You can pay for a home cash, and immediately do a cash out refinance to recoup that cash. This is what is called Delayed financing. You can read all about it if you google it and put in fannie or freddie along with the search. Basically, if you aquired that cash from a HELOC, or other type of financing you will need to pay off that within the cash out refinance before you can actually get the remaining available credit. If the money was in your bank account, and seasoned for 60 days, then all of that can be recouped immediately. I just did this for someone here on BP last month on three properties. The rate is based on cash out rates. These are slightly higher than a rate/term refinance. Is this a primary residence or is this an investment property?
@David Kelly im only looking for investment properties single family or duplex with a good ARV.
@Will Fraser thank you for the info!
@Whitney Hutten thank you for the help!
@Andi Leka The last 2 I financed (08/20 and 03/21) were 3.99 and 3.65. These were 80/20 conforming Fannie/Freddie loans but with the new announcement of those investment loans making up a smaller portion of the portfolio effective April 1, I expect rates to go up.
@Peter M. 3.99 sounds pretty good. I wash thinking maybe it was more like a equity credit line with interest rate over 10 or 15 percent but 3.99 is very good. Hope they don't go higher
@David Kelly We paid cash for our primary home and when I inquired with the lender recently, I was told that I’d have to own the house for 6 months before applying for a cash out refinance. We bought the house on 12/2020. Could you please tell me how soon after buying could we apply for a COR?
Welcome to BP
Rates are going higher.
What @David Kelly is talking about is delayed financing. It's very effective if you just want to get the cash you put into the purchase back out and he's obviously very good at getting those loans closed. Most people who are BRRRRing (if that's a verb) want to use the new appraised value, after it's been renovated and rented and for that, with conventional financing (and most portfolio lenders these days if you want a decent rate) you have to wait 6 months (it's called "seasoning") from the purchase date to refinance.

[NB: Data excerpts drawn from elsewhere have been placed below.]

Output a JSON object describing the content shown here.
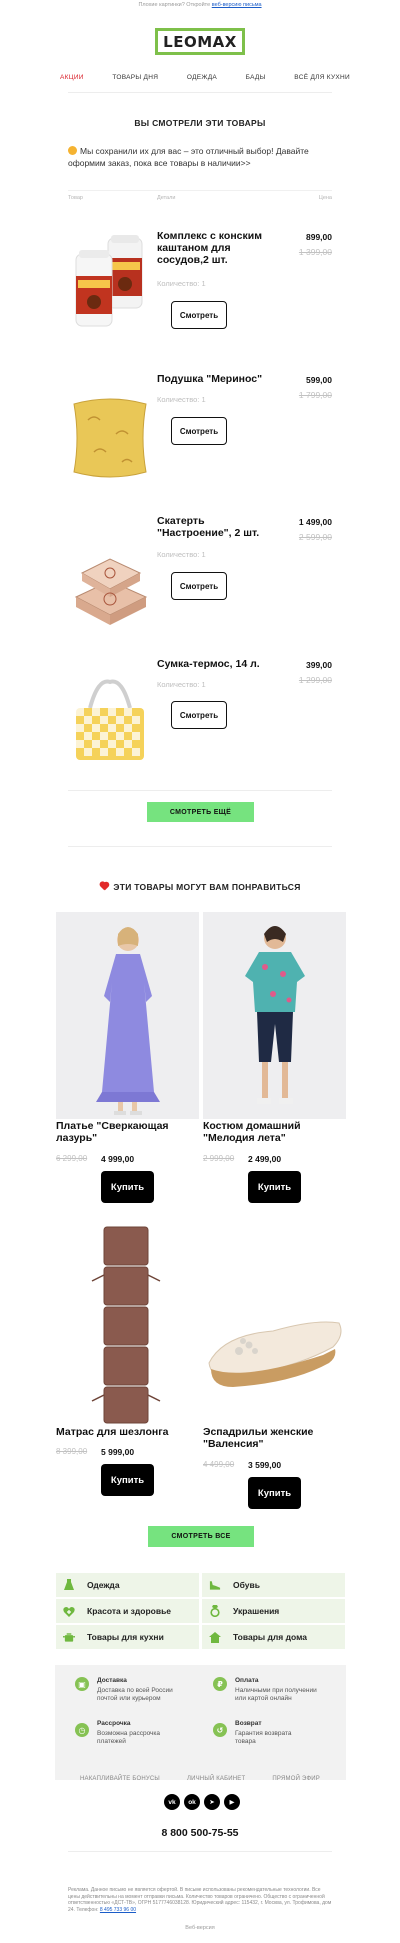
{
  "preheader": {
    "text": "Плохие картинки? Откройте",
    "link": "веб-версию письма"
  },
  "logo": "LEOMAX",
  "menu": [
    "АКЦИИ",
    "ТОВАРЫ ДНЯ",
    "ОДЕЖДА",
    "БАДЫ",
    "ВСЁ ДЛЯ КУХНИ"
  ],
  "viewed": {
    "title": "ВЫ СМОТРЕЛИ ЭТИ ТОВАРЫ",
    "intro": "Мы сохранили их для вас – это отличный выбор! Давайте оформим заказ, пока все товары в наличии>>",
    "col_product": "Товар",
    "col_details": "Детали",
    "col_price": "Цена",
    "see_label": "Смотреть",
    "items": [
      {
        "name": "Комплекс с конским каштаном для сосудов,2 шт.",
        "qty": "Количество: 1",
        "price": "899,00",
        "old": "1 399,00"
      },
      {
        "name": "Подушка \"Меринос\"",
        "qty": "Количество: 1",
        "price": "599,00",
        "old": "1 799,00"
      },
      {
        "name": "Скатерть \"Настроение\", 2 шт.",
        "qty": "Количество: 1",
        "price": "1 499,00",
        "old": "2 599,00"
      },
      {
        "name": "Сумка-термос, 14 л.",
        "qty": "Количество: 1",
        "price": "399,00",
        "old": "1 299,00"
      }
    ],
    "more_button": "СМОТРЕТЬ ЕЩЁ"
  },
  "recommend": {
    "title": "ЭТИ ТОВАРЫ МОГУТ ВАМ ПОНРАВИТЬСЯ",
    "buy_label": "Купить",
    "items": [
      {
        "name": "Платье \"Сверкающая лазурь\"",
        "old": "6 299,00",
        "price": "4 999,00"
      },
      {
        "name": "Костюм домашний \"Мелодия лета\"",
        "old": "2 999,00",
        "price": "2 499,00"
      },
      {
        "name": "Матрас для шезлонга",
        "old": "8 399,00",
        "price": "5 999,00"
      },
      {
        "name": "Эспадрильи женские \"Валенсия\"",
        "old": "4 499,00",
        "price": "3 599,00"
      }
    ],
    "all_button": "СМОТРЕТЬ ВСЕ"
  },
  "categories": [
    {
      "label": "Одежда",
      "icon": "dress-icon"
    },
    {
      "label": "Обувь",
      "icon": "shoe-icon"
    },
    {
      "label": "Красота и здоровье",
      "icon": "heart-plus-icon"
    },
    {
      "label": "Украшения",
      "icon": "ring-icon"
    },
    {
      "label": "Товары для кухни",
      "icon": "pot-icon"
    },
    {
      "label": "Товары для дома",
      "icon": "house-icon"
    }
  ],
  "info": [
    {
      "title": "Доставка",
      "text": "Доставка по всей России почтой или курьером"
    },
    {
      "title": "Оплата",
      "text": "Наличными при получении или картой онлайн"
    },
    {
      "title": "Рассрочка",
      "text": "Возможна рассрочка платежей"
    },
    {
      "title": "Возврат",
      "text": "Гарантия возврата товара"
    }
  ],
  "footer_links": [
    "НАКАПЛИВАЙТЕ БОНУСЫ",
    "ЛИЧНЫЙ КАБИНЕТ",
    "ПРЯМОЙ ЭФИР"
  ],
  "social": [
    "vk-icon",
    "ok-icon",
    "telegram-icon",
    "youtube-icon"
  ],
  "phone": "8 800 500-75-55",
  "legal": "Реклама. Данное письмо не является офертой. В письме использованы рекомендательные технологии. Все цены действительны на момент отправки письма. Количество товаров ограничено. Общество с ограниченной ответственностью «ДСТ-ТВ», ОГРН 5177746038128. Юридический адрес: 115432, г. Москва, ул. Трофимова, дом 24. Телефон:",
  "legal_phone": "8 495 733 96 00",
  "web_version": "Веб-версия",
  "colors": {
    "accent_green": "#76e37f",
    "logo_green": "#7ec04a",
    "active_red": "#d9202a",
    "category_bg": "#eef5e8"
  }
}
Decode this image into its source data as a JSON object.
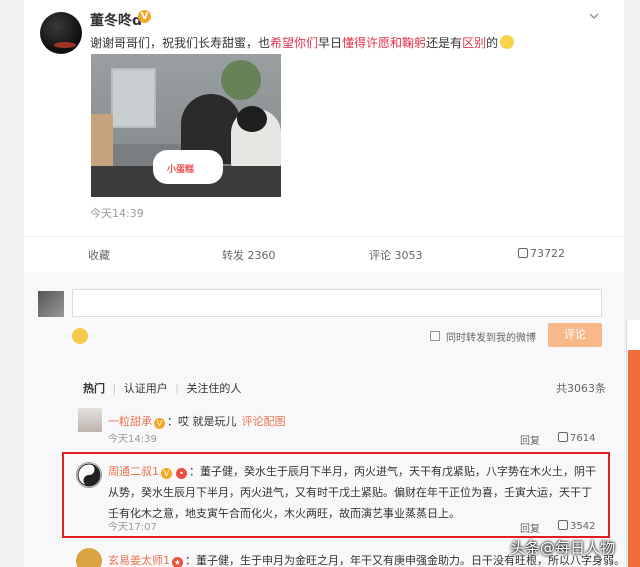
{
  "post": {
    "username": "董冬咚d",
    "vip_badge": "V",
    "text_parts": [
      "谢谢哥哥们，祝我们长寿甜蜜，也",
      "希望你们",
      "早日",
      "懂得许愿和鞠躬",
      "还是有",
      "区别",
      "的"
    ],
    "photo_caption": "小蛋糕",
    "time": "今天14:39",
    "actions": {
      "favorite": "收藏",
      "repost": "转发 2360",
      "comment": "评论 3053",
      "like": "73722"
    }
  },
  "comment_box": {
    "placeholder": "",
    "forward_label": "同时转发到我的微博",
    "submit_label": "评论"
  },
  "tabs": {
    "hot": "热门",
    "verified": "认证用户",
    "followed": "关注住的人",
    "total": "共3063条"
  },
  "comments": [
    {
      "name": "一粒甜承",
      "text": "：哎 就是玩儿",
      "link": "评论配图",
      "time": "今天14:39",
      "reply": "回复",
      "likes": "7614"
    },
    {
      "name": "周通二叔1",
      "text": "：董子健，癸水生于辰月下半月，丙火进气，天干有戊紧贴，八字势在木火土，阴干从势，癸水生辰月下半月，丙火进气，又有时干戊土紧贴。偏财在年干正位为喜，壬寅大运，天干丁壬有化木之意，地支寅午合而化火，木火两旺，故而演艺事业蒸蒸日上。",
      "time": "今天17:07",
      "reply": "回复",
      "likes": "3542"
    },
    {
      "name": "玄易姜太师1",
      "text": "：董子健，生于申月为金旺之月，年干又有庚申强金助力。日干没有旺根，所以八字身弱。"
    }
  ],
  "watermark": "头条@每日人物"
}
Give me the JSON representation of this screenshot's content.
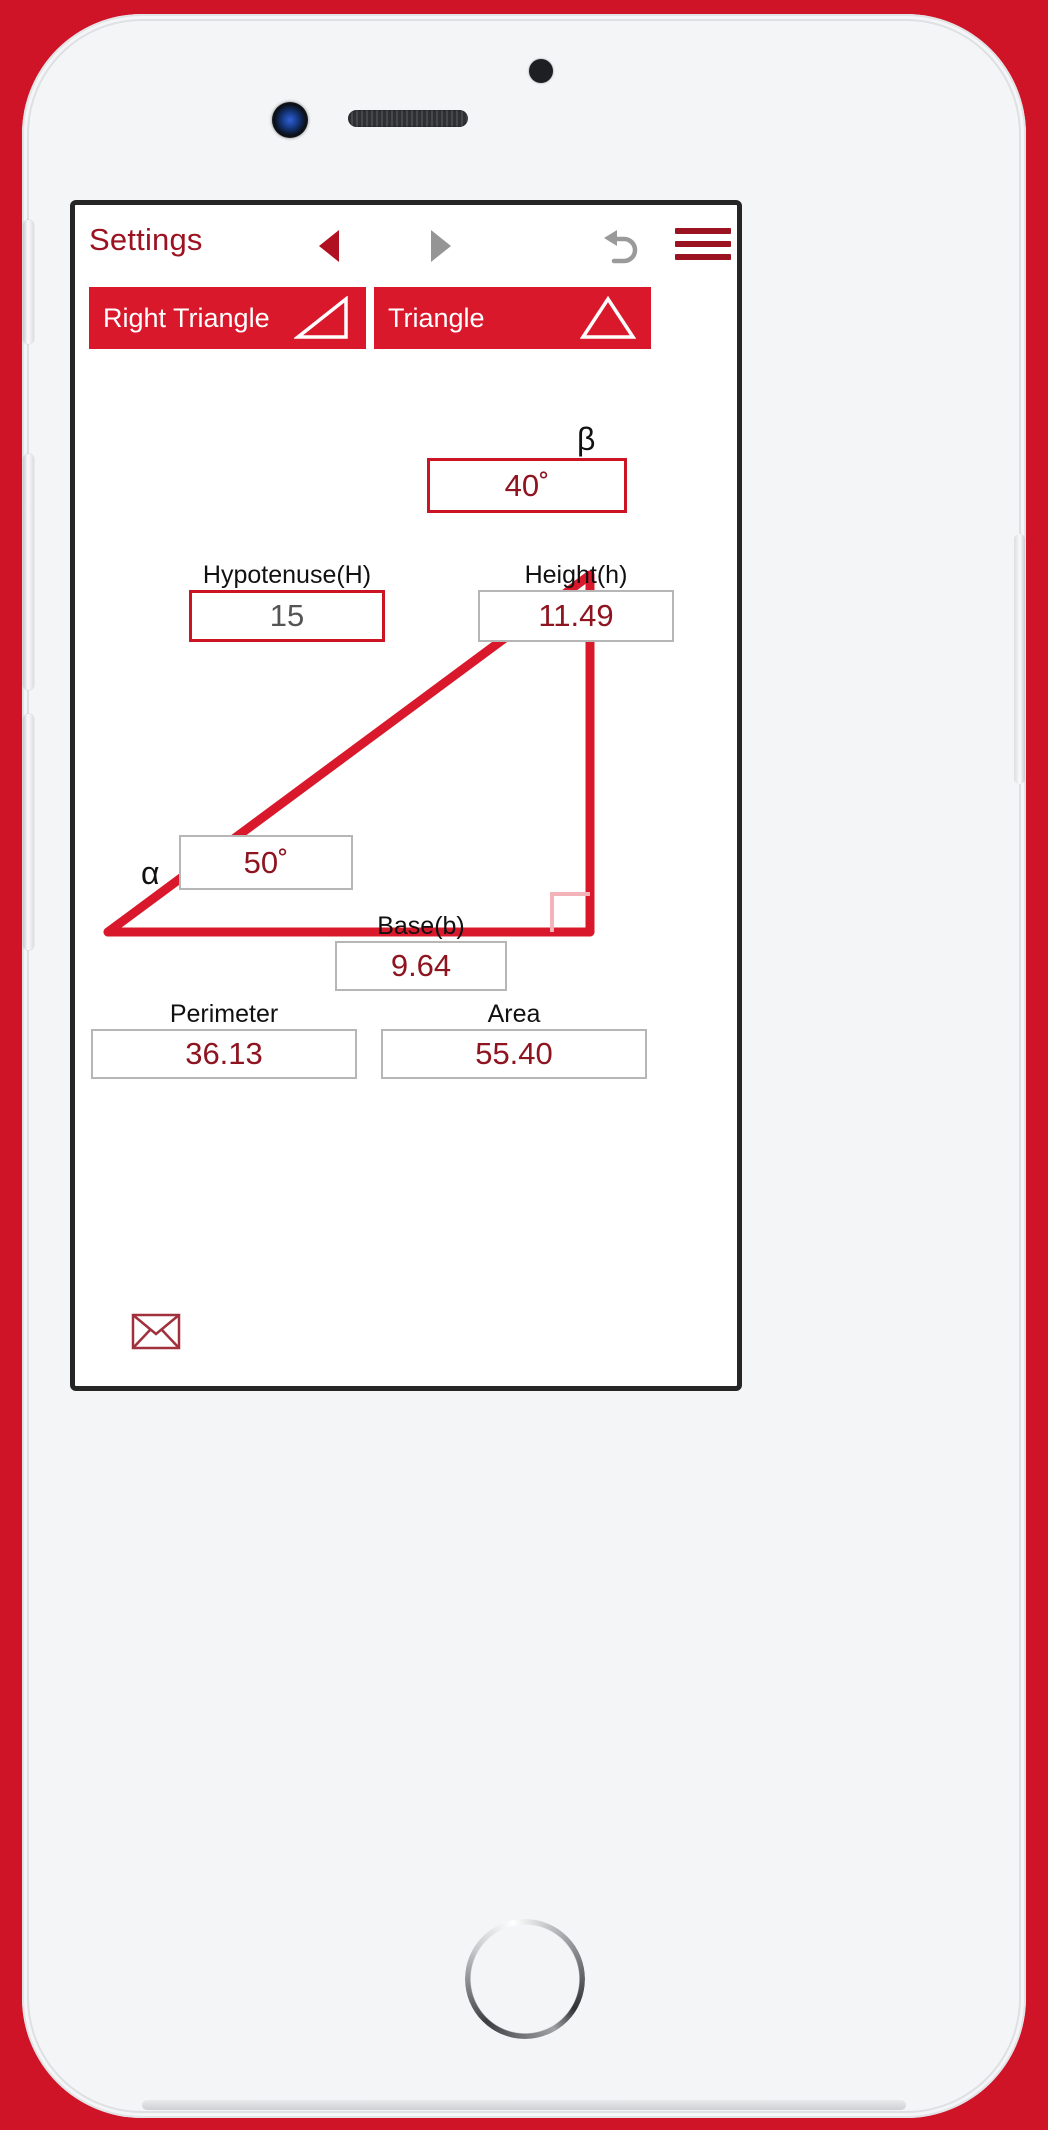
{
  "device": {
    "name": "smartphone-mockup",
    "sensors": [
      "proximity-sensor-dot",
      "front-camera",
      "earpiece-speaker"
    ],
    "home_button_label": "",
    "frame_color": "#f4f5f7",
    "background_color": "#d01427"
  },
  "toolbar": {
    "settings_label": "Settings",
    "prev_icon": "triangle-left-icon",
    "next_icon": "triangle-right-icon",
    "undo_icon": "undo-arrow-icon",
    "menu_icon": "hamburger-menu-icon",
    "accent_color": "#9b1220",
    "inactive_color": "#959595"
  },
  "tabs": [
    {
      "label": "Right Triangle",
      "icon": "right-triangle-icon",
      "active": true
    },
    {
      "label": "Triangle",
      "icon": "triangle-icon",
      "active": true
    }
  ],
  "diagram": {
    "angle_alpha_symbol": "α",
    "angle_beta_symbol": "β",
    "right_angle_marker": "right-angle-square",
    "stroke_color": "#d9182b"
  },
  "fields": {
    "beta": {
      "label": "",
      "value": "40˚",
      "border": "red",
      "kind": "input"
    },
    "hypotenuse": {
      "label": "Hypotenuse(H)",
      "value": "15",
      "border": "red",
      "kind": "input"
    },
    "height": {
      "label": "Height(h)",
      "value": "11.49",
      "border": "gray",
      "kind": "calculated"
    },
    "alpha": {
      "label": "",
      "value": "50˚",
      "border": "gray",
      "kind": "calculated"
    },
    "base": {
      "label": "Base(b)",
      "value": "9.64",
      "border": "gray",
      "kind": "calculated"
    },
    "perimeter": {
      "label": "Perimeter",
      "value": "36.13",
      "border": "gray",
      "kind": "calculated"
    },
    "area": {
      "label": "Area",
      "value": "55.40",
      "border": "gray",
      "kind": "calculated"
    }
  },
  "footer": {
    "mail_icon": "envelope-icon"
  },
  "colors": {
    "brand_red": "#d9182b",
    "dark_red": "#8e1420",
    "input_text": "#555555",
    "border_gray": "#b6b6b6"
  }
}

I guess what I’m trying to find if it’s still possible to get the equity out of our home even though it hasn’t been 6 months since we paid for it? We will be moving to a different state due to work for a few years in June and instead of throwing away $$ in renting, we thought of buying for the time (4 years) we will be living in another state.
Yes, it is possible to get the equity out right away. Did the cash that was used to pay for the home come from an account of yours, or was it borrowed in some other form?
@David Kelly It came from our account & wasn't borrowed.
If I knew what the rates were going to be buy the time you're ready to cash out refinance I would not be a lender. I would be playing the markets and I would be far far far wealthier. Mortgage rates are a commodity item, just like the price of gasoline. It goes up and it goes down in general trends (for the most part) but since it is so tied to the global economy as a whole, there is no way to predict what your rate will be. There are so many unforeseen variables that will impact where rates are in the future. On top of that, the rate you qualify for will also usually depend on your credit score, occupancy type of the property, loan to value ratio, number of financed properties, and debt to income ratio.
I get where you're coming from with wondering what the rate will be, but it is not worth wondering about now. Worry about it when the time comes and as long as you're making money at whatever rate is available, you're good.